My father did not even bat an eye at being addressed in this manner, remaining completely still. “I thought I left orders that I was not to be disturbed,” he said, his tone menacing.
“Yes, sir. But this is a very important visitor. He is the great warlock Tomas Peshell, and he claims to be able to cure your disease.”
At this, my father looked up. “Truly?”
Peshell pushed past me and into the room, then went down on one knee. “Your Majesty, I am your servant. On behalf of my lord, the great Gavin Shonisha, I believe it is my duty to perform any services you may request, and I will do them to the utmost of my abilities, without deception or misleading.”
My father coughed. “Very good,” he said. “I have heard of you, Tomas Peshell. Your reputation precedes you.”
Peshell puffed up, but seriousness returned quickly. “With your leave, Your Majesty, I would like to begin now. The spell is long and complex.”
My father nodded. “Of course. You may proceed.”
I was shooed out of the room, and was unable to see what happened after that.

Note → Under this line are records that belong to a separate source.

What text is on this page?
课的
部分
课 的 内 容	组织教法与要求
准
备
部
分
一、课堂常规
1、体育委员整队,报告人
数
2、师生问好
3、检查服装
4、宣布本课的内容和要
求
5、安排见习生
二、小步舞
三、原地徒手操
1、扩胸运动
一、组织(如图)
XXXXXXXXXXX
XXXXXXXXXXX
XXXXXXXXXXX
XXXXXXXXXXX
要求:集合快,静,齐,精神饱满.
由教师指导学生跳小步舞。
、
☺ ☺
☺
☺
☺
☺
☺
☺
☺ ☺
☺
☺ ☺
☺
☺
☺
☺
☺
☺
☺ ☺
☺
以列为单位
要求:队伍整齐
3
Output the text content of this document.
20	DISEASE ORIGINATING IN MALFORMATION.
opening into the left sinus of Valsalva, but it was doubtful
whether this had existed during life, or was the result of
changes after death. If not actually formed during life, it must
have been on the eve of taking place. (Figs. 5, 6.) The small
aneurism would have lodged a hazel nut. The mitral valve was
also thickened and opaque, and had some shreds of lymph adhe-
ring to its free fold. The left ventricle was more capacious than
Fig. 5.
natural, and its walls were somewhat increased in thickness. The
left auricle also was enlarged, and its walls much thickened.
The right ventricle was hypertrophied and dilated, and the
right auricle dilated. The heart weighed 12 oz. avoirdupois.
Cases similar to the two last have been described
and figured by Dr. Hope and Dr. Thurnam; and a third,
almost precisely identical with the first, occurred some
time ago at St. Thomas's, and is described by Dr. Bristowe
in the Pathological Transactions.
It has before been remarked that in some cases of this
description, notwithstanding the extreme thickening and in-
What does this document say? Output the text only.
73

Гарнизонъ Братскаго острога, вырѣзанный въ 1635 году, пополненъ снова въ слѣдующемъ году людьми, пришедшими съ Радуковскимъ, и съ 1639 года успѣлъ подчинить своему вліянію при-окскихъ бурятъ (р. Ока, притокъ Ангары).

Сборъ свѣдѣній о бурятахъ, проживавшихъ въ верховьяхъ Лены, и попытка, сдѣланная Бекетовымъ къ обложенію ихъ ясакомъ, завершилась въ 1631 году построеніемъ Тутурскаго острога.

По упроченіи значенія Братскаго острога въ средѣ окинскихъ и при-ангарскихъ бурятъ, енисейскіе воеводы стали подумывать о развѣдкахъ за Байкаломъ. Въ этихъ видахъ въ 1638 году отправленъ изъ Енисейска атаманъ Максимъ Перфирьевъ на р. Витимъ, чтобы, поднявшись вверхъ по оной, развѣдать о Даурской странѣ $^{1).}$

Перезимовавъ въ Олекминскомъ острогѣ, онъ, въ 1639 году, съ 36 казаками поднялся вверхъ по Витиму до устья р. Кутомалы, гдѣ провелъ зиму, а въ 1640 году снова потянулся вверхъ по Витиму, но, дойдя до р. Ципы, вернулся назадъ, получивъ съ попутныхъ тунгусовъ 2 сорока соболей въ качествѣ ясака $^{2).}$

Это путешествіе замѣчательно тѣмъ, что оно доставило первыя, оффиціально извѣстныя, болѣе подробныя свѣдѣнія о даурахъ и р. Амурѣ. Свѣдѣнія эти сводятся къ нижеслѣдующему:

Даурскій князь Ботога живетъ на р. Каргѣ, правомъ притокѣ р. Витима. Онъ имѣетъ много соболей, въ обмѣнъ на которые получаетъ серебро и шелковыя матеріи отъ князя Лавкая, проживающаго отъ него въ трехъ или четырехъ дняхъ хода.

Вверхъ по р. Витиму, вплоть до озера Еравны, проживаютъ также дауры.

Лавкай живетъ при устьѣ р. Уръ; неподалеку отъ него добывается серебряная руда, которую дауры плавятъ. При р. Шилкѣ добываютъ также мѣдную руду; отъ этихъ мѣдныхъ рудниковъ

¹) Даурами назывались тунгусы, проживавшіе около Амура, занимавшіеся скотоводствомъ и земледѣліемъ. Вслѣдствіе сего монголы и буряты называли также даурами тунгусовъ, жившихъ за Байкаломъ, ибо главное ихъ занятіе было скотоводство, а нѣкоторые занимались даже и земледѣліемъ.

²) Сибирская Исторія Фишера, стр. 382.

Well, it’s the weirdest thing. The spell worked. Peshell invited me back into a room reeking of cheese a day and a half later, to reveal a man I had not seen since my father had been diagnosed 14 months ago.
Even in the face of this miracle, my father managed to seem less than impressed, maintaining an air of regal detachment. “Thank you, Lord Peshell. Your help has been invaluable in disposing of this illness. In return for your aid, I will grant you one boon, if it is within my power.”
Peshell bowed deeply. “My lord, it is my greatest wish to be returned to my master’s court in Shonosu. I would ask that you provide me with the means to return home.”
My father smiled benevolently. “Lord Peshell, now that you have dazzled us with your magic, I believe it is time for me to dazzle you with ours.”
He padded over to a box of books. I recognized the box, as I was the one who had carried it into the room two days before. It was the first shipment of a book that would be released three days hence. My father popped open the crate and pulled out one copy.
I caught a glimpse of a purple-robed figure on the cover before my father cracked the book open and intoned words I’m sure he was making up right on the spot. Peshell was sucked inside the book without a sound, leaving only a purple mark on the inside cover. My father flipped the book over, and handed it to me.
“No one’s supposed to read this book until Friday,” he said, smiling. “But I think we can make an exception.” I flipped open the cover, and watched the purple mark form itself into an elaborate signature. Tomas Peshell, it read.
“Dad?” I asked, and he looked up. “How?…Why?” Really, no question seemed to be quite right.
He gave me a smile I had not seen on his face in more than a year. “The books are testing you, son. It happens to all of us. This was your first encounter with the denizens of the literary world, but it will not be your last.” He seemed delighted.
I still don’t truly have an explanation for what happened. But I do know one thing. It makes for one fine story.